Currently, the last line of defense against hypersonic weapons is the Navy’s 20 millimeter close-in anti-missile weapons system Phalanx C-WIZ and Army’s C-RAM land-based mobile version that fire at a blazing rate of 4,500 rounds per minute. The gun is automatically aimed using an automated radar and infrared optical fire control system. The gun’s high rate of fire literally puts a dense wall of 20mm bullets in the direct path of the incoming target that shreds it. While 20mm bullets are far from hypersonic, projectile quantity, from the gun’s high rate of fire, makes the destructive difference. That said, the gun has a limited effective range of about two miles and can only be used as a last line of defense. If it misses, there is no second chance.

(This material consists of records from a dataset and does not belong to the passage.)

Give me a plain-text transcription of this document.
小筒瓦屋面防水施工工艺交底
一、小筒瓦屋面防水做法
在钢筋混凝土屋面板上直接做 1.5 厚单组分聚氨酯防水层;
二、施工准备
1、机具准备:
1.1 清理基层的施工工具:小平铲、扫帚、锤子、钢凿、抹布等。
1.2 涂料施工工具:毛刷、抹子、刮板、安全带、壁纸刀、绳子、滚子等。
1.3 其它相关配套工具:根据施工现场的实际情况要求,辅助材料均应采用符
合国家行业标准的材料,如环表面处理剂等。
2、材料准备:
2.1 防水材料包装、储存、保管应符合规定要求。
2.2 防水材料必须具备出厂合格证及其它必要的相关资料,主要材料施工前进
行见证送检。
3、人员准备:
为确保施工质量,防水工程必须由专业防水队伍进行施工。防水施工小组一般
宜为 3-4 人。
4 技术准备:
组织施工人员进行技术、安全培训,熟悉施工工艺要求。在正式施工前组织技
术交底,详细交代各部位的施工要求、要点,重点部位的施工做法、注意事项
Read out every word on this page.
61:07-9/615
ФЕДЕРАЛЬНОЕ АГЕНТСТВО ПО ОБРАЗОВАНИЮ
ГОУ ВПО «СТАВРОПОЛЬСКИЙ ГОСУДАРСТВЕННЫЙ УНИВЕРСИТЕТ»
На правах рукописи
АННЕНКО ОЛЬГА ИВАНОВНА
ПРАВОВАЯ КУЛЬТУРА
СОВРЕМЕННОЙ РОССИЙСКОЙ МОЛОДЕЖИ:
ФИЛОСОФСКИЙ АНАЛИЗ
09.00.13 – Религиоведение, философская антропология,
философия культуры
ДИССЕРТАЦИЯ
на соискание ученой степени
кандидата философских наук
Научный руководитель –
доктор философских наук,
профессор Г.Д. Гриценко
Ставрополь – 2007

Another shipboard countermeasure weapon being experimented with is a linear explosive resembling a hose that is projected by rocket a few hundred feet from a ship onto the sea surface perpendicular to the incoming path of a hypersonic missile. When the missile is on its final approach with limited maneuverability and closing on the target ship; the seaborne explosive charge is detonated, raising a curtain of water in the path of the oncoming missile. When the missile hits the water at hypersonic velocity it either disintegrates or veers off course.

A DEVELOPMENTAL PRIORITY IS NECESSARY

Which should be fully developed first: hypersonic weapons or hypersonic countermeasures? The price tag to develop both offense and defensive hypersonic weapons simultaneously is too costly. Both offensive and defensive weapon technologies require a dedicated satellite constellation for sophisticated detection, tracking and (fire control) targeting. Many believe that defense is principal, considering our competitors claimed technical maturity of their offensive hypersonic weapons. However, capabilities-based thinking has two consequences. First, it assumes that no weapon is ever “good enough” so capabilities must be continually improved, requiring more research, development, and lots of money. Second, because in the future anything is possible, weapon concepts advance using borderline-theoretical technologies. This approach bets that the technologies used will have ample time to mature and that time is on our side. This thinking seconds the possibility that our adversaries will likewise be striving to acquire the same capabilities and may succeed before we do. It further assumes our potential enemies are far advanced compared to us. This has recently been touted by the media and in adversaries’ claims about military application of autonomous systems, artificial intelligence, and machine learning into unstoppable hypersonic weapons. Such claims are largely deceptive, but we are meant to be afraid.

Fortunately, our competitors’ share the same issues we have. Without a strong defense against hypersonic weapons, and the industrial base to readily restock expended swarms, one must be very selective of the fight one picks.